How Pacemakers Affect Life Insurance Prices
Pacemakers may not cause life insurers to skip a beat with your application.
A pacemaker is a battery-operated device that sends electrical impulses to the heart muscle to maintain a normal heart rate and rhythm when it is damaged and cannot regulate the rate itself. Pacemakers are about the size of a silver dollar and are comprised of wires called leads, a pulse generator and battery. The pulse generator houses its battery and a tiny computer. The leads, there can be one, two or three, are threaded through the veins into the heart where they are implanted into the heart muscle. The leads send impulses from the generator to the heart muscle based upon the heart’s electrical activity. A physician can program the pacemaker to fire an electrical impulse through the lead and into the heart muscle when the heart rate drops to a minimum rate, at a steady rate regardless of the patient’s activity level or at a rate that changes with the patient’s activity level. The electrical impulse causes the heart muscle to contract and creates a heartbeat.
Most pacemakers are inserted under the chest wall through a small incision during a short surgical procedure using only a local anesthetic. Sometimes, more often in children then adults, the pacemaker is implanted surgically in the abdomen and requires general anesthesia
There are several different types of pacemakers that are used to treat various heart conditions:
- Single chamber pacemakers use one lead in the upper chamber or lower chamber of the heart.
- Dual chamber pacemakers use one lead in the upper chamber and one lead in the lower chamber of the heart.
- Biventricular pacemakers use three leads. One in the atrium, one in the right ventricle and one in the left ventricle.

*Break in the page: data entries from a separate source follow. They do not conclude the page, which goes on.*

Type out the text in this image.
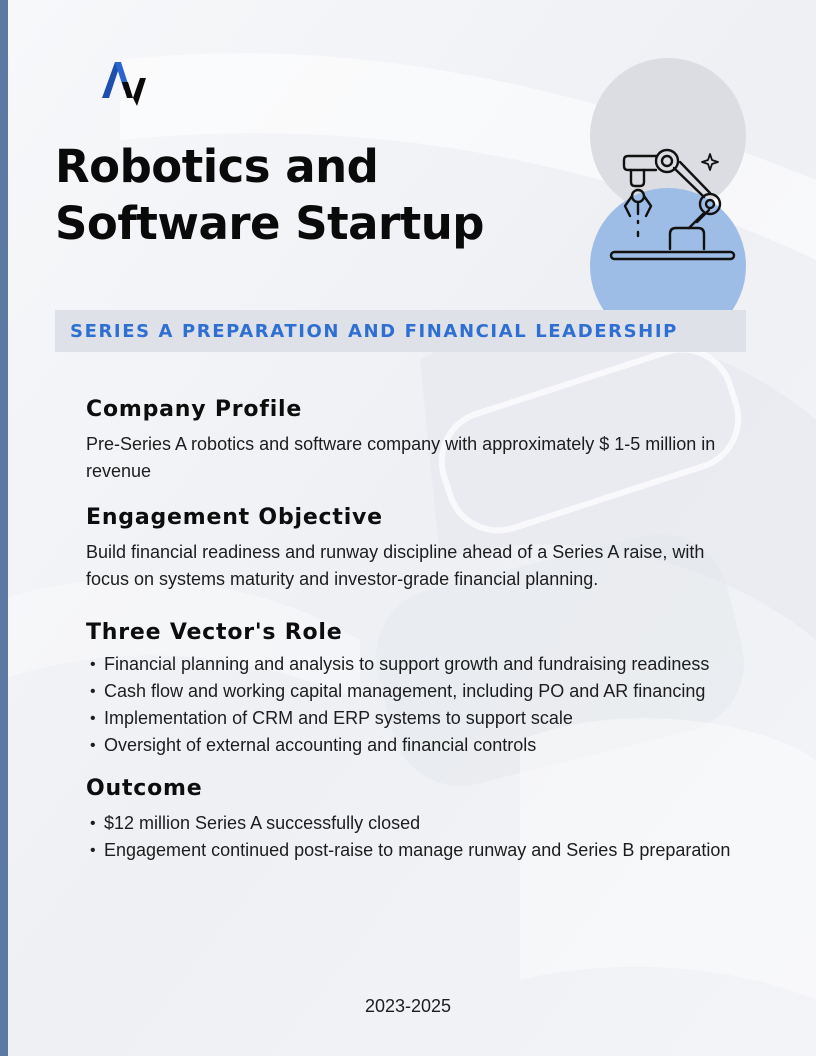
Robotics and
Software Startup
SERIES A PREPARATION AND FINANCIAL LEADERSHIP
Company Profile

Pre-Series A robotics and software company with approximately $ 1-5 million in revenue

Engagement Objective

Build financial readiness and runway discipline ahead of a Series A raise, with focus on systems maturity and investor-grade financial planning.

Three Vector's Role
• Financial planning and analysis to support growth and fundraising readiness
• Cash flow and working capital management, including PO and AR financing
• Implementation of CRM and ERP systems to support scale
• Oversight of external accounting and financial controls
Outcome
• $12 million Series A successfully closed
• Engagement continued post-raise to manage runway and Series B preparation
2023-2025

Other related medical conditions (or medical terminology) include Pacemakers, Arrhythmias, Irregular Heartbeat, Abnormal Heart Rythym. Read below for more information about Pacemakers and receiving a life insurance quote from a life insurance specialist.
What Heart Conditions Require a Pacemaker?
A healthy heart regulates the rate at which it beats with its own internal pacemaker. When a heart becomes defective, beating too fast, too slow or irregularly, a pacemaker can correct it. There are several heart conditions that may benefit from implantation of a pacemaker:
- Congestive Heart Failure
- Syncope: Fainting spells
- Bradycardia: When the heart beats too slow, it can be a result of heart blockages, certain medications or by a group of conditions collectively referred to as sick sinus syndrome. Individuals diagnosed with bradycardia have abnormally low heart beat rates that can lead to light-headedness, dizziness, or even blackouts.
- Atrial Fibrillation: An irregular heart beat.
- Tachyarrhythmia: When the heart beats too fast, it can be a temporary or chronic condition. Temporary arrhythmia can be brought on by emotional stress, exercise or significant alcohol consumption and does not normally require pacemaker implantation.
- Chronic arrhythmia: This irregularity is often brought on by heart disease and can have serious affects on mortality.
- Cardiomyopathy: Unspecified heart muscle disorders.
Programming a pacemaker is done with an electromagnetic signaling device place on the surface of the skin above it on an as needed basis. Pacemaker batteries can last from five to fifteen years before they need to be changed.
Getting a Pulse on How Pacemakers Affect Insurance Eligibility
There may be a six month waiting period following implantation of a new pacemaker before a person is approved for a policy. Individuals with many heart conditions can lead normal lives and receive standard rates due to the success of pacemakers in restoring normal heart rhythms and effectively “curing” their condition. There are some instances where the age of a person, a more serious history of heart disease or a progressive heart disease may result in higher rated insurance and occasionally even denial. Insurers will want to know what heart condition you have, when the pacemaker was implanted, what medications you take and any complications you may have experienced since having the device implanted. Cardiac patients who quit smoking are better insurance candidates than those who continue.